- Le Canada prévoit ouvrir une ambassade au Myanmar

Le Canada prévoit ouvrir une ambassade au Myanmar (ex-Birmanie), a annoncé vendredi le ministre canadien des Affaires étrangères, John Baird.

Le chef de la diplomatie canadienne a fait cette annonce depuis le Cambodge, où il assiste au Forum régional de l'Association des nations de l'Asie du Sud-Est (ANASE).

M. Baird a justifié cette décision par les progrès en matière de droits de la personne et de réforme démocratique récemment accomplis dans ce pays de plus de 50 millions d'habitants.

Il a tout de même pressé le gouvernement birman de poursuivre ses réformes, notamment en ce qui concerne les droits de la minorité musulmane du pays.

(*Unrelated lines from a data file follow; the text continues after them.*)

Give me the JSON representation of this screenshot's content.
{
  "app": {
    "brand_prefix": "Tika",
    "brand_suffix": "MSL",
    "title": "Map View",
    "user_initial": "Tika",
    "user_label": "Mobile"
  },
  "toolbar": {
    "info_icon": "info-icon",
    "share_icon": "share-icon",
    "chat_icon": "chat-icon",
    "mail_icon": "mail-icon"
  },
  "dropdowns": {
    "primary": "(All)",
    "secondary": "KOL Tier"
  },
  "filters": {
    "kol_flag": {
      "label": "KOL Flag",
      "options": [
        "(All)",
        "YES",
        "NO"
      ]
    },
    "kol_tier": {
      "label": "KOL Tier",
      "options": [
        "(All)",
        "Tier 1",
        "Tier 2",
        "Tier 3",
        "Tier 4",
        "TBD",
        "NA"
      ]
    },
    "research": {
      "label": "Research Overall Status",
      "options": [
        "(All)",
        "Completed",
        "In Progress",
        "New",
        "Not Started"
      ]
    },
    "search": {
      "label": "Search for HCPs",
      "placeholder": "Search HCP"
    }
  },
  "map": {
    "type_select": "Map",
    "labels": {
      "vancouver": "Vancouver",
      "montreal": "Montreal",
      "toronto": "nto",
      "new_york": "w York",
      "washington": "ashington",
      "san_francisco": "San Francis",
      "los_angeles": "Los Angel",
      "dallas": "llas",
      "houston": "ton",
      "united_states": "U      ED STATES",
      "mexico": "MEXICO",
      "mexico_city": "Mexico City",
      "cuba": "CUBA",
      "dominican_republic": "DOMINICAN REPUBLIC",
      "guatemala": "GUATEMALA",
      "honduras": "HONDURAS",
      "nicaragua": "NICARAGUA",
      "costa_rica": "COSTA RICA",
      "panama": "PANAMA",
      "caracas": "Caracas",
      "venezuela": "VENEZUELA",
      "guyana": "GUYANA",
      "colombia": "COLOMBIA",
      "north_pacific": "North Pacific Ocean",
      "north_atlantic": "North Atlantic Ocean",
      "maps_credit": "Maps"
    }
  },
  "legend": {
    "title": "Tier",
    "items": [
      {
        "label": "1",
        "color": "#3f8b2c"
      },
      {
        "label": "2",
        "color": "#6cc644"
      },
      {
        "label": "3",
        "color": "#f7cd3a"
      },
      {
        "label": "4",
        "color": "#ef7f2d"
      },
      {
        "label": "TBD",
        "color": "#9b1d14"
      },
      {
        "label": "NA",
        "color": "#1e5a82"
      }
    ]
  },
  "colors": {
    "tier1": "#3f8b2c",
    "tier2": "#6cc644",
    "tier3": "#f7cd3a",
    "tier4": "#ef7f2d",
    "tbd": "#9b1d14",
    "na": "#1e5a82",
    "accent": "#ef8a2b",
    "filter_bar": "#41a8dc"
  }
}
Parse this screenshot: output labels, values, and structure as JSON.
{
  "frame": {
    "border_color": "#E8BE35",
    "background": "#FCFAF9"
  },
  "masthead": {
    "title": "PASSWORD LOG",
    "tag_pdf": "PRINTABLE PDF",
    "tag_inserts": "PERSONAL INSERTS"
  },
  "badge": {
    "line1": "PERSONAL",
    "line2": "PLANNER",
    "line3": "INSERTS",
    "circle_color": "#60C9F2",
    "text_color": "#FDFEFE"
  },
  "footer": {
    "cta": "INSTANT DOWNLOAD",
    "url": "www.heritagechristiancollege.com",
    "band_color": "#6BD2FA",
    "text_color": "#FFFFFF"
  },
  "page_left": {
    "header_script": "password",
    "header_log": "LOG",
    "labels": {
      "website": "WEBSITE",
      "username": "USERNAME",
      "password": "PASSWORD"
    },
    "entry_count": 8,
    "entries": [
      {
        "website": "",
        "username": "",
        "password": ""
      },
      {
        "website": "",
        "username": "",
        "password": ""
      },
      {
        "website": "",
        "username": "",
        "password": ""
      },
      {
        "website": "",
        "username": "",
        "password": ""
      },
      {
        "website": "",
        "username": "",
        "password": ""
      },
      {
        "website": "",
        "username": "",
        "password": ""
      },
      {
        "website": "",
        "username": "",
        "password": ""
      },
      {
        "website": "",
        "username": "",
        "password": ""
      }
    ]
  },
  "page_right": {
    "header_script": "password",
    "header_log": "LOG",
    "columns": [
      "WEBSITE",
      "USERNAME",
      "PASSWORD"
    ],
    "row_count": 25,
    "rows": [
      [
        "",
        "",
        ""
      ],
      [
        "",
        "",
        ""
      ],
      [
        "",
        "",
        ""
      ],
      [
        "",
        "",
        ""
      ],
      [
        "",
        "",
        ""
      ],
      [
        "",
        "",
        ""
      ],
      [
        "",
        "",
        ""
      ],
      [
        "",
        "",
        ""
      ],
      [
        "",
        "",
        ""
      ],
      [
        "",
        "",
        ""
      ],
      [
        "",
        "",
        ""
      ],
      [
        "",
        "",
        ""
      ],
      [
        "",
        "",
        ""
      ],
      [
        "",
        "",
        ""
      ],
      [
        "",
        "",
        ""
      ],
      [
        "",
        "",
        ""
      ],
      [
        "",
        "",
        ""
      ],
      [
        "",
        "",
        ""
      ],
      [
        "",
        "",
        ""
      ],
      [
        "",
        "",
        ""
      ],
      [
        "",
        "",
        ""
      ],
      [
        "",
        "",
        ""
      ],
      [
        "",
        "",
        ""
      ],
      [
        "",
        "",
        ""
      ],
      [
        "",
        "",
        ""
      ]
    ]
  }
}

Le Canada n'a présentement pas de représentant officiel au Myanmar. Les relations diplomatiques avec le pays sont gérées depuis l'ambassade canadienne en Thaïlande, à Bangkok. Les services consulaires aux Canadiens sont offerts par l'ambassade de l'Australie à Rangoon.

Les États-Unis ont annoncé le 17 mai l'envoi d'un ambassadeur au Myanmar, en plus de lever certaines restrictions à l'investissement. Washington avait rappelé son ambassadeur après la répression d'un soulèvement populaire en faveur de la démocratie par la junte militaire, en 1988.

Des relations qui évoluent rapidement

Le 8 mars dernier , le ministre Baird s'était rendu au palais présidentiel, dans la capitale Naypidaw, pour rencontrer le président birman Thein Sein et son homologue Wunna Maung Lwin.

Il s'était ensuite rendu à Rangoon pour rencontrer la figure de proue du mouvement prodémocratique birman, la lauréate du Prix Nobel de la paix 1991, Aung San Suu Kyi.

Le 1er avril, la fille du héros de l'indépendance birmane a été élue au Parlement birman, avec 33 autres députés de sa formation, la Ligue nationale pour la démocratie (LND).

Trois semaines plus tard , le ministre Baird a annoncé que les restrictions sur les importations, les exportations et les transactions financières adoptées contre le Myanmar étaient suspendues.

L'assouplissement de ces sanctions imposées depuis 1988 ne concerne pas l'embargo sur le commerce des armes et de matériel connexe, de même que l'appui technique ou financier lié à des activités militaires.

Des réformes soudaines et inattendues

En novembre 2010, le Myanmar a organisé des législatives dont les grands vainqueurs ont été des partis mis sur pied par les militaires, qui dirigent le pays d'une main de fer depuis 1962. Ces élections n'ont pas été reconnues comme légitimes par les chancelleries occidentales.

Les élections ont eu lieu sans Ang San Suu Kyi, qui était alors assignée à résidence, comme cela a été le cas pour l'essentiel des 20 dernières années. Son parti, la Ligue nationale pour la démocratie (LND), avait été dissous.

Les choses ont cependant pris une tournure inattendue depuis. Le régime, qui reste contrôlé par les militaires, a entrepris un dialogue avec Aung San Suu Kyi, ce qui a permis à l'opposante historique et à la LND de réintégrer le jeu politique.

Le régime a aussi libéré des milliers de prisonniers politiques, dont de nombreux membres de la LND, et a conclu des ententes avec différents groupes ethniques en lutte contre le pouvoir central.